Most physicians agree that the delivery room is the proper place for life and death decision.13
Some surveys of parents have indicated that the vast majority of parents prefer resuscitation to be initiated even when there is great uncertainty about the outcome.14
A recent survey of New England neonatologists sought to describe current practices of delivery room decision making and prenatal consultation at the border of viability. Given a hypothetical scenario of impending delivery of a 23.5 to 24.5 week preterm infant of appropriate weight for gestational age, more than three-quarters of neonatologists believed that they and the parents should make the final decision together.6
It seems advisable to recommend that resuscitation should be performed if the diagnosis of gestational age has not been previously established. The “wait and see” strategy before starting resuscitation should be eliminated, since a delay in the procedures can cause cold stress injury, hypoglycemia, hypotension and hypoxaemia in newborn infants, increasing mortality and morbidity.13
The body temperature of premature infants drops precipitously after birth. Hypothermia after admission is a risk factor for mortality in preterm infants and is associated with acid–base abnormalities, respiratory distress, necrotising enterocolitis, and intraventricular haemorrhages. Cold stress in ELBW infants, who are at increased risk for hypothermia, can be significantly reduced by controlling environmental temperature and using wraps.
An early complication of extreme prematurity is respiratory distress caused by surfactant deficiency.

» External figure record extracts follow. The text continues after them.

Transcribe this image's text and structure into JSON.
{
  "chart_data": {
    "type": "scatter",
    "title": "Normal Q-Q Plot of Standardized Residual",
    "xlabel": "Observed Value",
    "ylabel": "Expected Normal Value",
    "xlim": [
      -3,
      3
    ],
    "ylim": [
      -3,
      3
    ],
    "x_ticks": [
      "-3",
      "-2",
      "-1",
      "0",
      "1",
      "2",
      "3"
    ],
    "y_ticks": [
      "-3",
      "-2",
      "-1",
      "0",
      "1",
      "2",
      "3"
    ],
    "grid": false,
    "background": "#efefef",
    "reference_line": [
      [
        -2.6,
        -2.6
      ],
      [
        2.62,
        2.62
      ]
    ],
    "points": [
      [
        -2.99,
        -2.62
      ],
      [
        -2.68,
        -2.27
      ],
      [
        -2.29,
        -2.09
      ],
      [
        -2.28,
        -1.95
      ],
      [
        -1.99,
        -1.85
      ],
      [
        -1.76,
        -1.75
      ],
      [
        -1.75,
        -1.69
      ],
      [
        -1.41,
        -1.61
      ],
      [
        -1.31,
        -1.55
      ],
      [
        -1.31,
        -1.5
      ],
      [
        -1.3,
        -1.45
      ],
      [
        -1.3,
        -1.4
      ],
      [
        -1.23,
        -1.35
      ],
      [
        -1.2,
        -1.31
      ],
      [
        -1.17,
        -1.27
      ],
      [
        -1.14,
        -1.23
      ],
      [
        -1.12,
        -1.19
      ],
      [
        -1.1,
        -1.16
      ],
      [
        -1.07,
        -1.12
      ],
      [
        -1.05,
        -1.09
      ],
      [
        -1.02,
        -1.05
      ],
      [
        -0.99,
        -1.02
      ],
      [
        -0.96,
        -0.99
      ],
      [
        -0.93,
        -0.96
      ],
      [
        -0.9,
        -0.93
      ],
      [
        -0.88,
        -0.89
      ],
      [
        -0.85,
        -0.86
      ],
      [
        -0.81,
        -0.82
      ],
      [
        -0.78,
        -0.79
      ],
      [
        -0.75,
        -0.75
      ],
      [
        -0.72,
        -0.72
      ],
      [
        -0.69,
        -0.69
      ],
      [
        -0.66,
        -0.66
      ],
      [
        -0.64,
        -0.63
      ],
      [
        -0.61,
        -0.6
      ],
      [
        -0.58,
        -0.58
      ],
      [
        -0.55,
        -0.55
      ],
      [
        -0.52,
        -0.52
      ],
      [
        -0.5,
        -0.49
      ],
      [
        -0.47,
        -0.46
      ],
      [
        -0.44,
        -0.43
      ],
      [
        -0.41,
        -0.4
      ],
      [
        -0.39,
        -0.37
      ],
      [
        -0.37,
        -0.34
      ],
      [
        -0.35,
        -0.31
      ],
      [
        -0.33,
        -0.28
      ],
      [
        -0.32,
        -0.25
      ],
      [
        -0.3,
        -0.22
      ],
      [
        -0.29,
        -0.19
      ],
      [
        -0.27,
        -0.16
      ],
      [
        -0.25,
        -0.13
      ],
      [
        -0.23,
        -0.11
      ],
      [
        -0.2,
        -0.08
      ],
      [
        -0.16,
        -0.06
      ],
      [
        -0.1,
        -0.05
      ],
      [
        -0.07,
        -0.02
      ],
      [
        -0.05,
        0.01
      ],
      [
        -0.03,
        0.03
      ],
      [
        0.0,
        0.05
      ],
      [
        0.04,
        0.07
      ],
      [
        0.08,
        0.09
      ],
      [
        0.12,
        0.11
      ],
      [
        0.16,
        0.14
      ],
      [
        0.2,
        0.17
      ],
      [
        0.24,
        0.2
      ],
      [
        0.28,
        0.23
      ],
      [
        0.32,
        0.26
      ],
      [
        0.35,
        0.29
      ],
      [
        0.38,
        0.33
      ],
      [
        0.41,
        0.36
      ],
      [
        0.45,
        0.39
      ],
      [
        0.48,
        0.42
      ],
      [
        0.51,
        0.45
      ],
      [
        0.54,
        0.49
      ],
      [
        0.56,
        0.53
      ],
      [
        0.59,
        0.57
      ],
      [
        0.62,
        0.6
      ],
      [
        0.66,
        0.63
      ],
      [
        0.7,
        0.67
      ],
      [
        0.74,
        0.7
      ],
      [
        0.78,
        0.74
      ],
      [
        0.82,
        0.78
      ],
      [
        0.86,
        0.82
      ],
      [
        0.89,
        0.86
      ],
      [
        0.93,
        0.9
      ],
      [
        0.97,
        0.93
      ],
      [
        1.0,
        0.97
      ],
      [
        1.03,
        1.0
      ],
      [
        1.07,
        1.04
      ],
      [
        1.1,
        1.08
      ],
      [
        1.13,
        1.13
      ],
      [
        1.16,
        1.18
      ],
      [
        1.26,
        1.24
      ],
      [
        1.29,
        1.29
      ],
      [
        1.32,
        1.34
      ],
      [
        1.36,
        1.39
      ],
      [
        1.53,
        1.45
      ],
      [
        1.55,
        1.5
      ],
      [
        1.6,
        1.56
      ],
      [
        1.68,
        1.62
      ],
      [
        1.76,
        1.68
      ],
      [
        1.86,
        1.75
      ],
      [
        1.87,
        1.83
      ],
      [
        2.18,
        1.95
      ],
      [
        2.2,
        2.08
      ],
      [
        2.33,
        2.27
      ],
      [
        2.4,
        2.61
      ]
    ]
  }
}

The incidence of chronic lung disease can be significantly reduced by standardising practice, ensuring early administration of surfactant, and developing a ventilation protocol.15
Another ethical aspect that should be considered is the time for discontinuation of resuscitation procedures in the delivery room. Literature data reveal that the resuscitation of a newborn after 10 minutes of asystolic cardiac arrest resulting in survival, or survival without severe sequelae, is quite improbable.15
Resuscitation should be suspended after 15 minutes of absent heart rate despite the appropriate use of all resuscitation procedures available.7
Most clinicians agree that some infants are so immature that initiating resuscitation is futile, whereas others think that not initiating resuscitation is unacceptable. Uncertainty exists, however, for infants between these 2 extremes, when it is unclear whether resuscitation is in the infant’s best interest.17
For these infants, selective resuscitation on the basis of parental preference is often considered to be an appropriate option, and general guidelines for decision-making are commonly based on estimated gestational age.7
A recent summary of international guidelines concluded that an individual approach consistent with parents’ wishes should be considered for infants born at 23 to 24 weeks’ gestation.15
Circumstances are important, of course, e.g. additional morbidity, in particular severe malformations.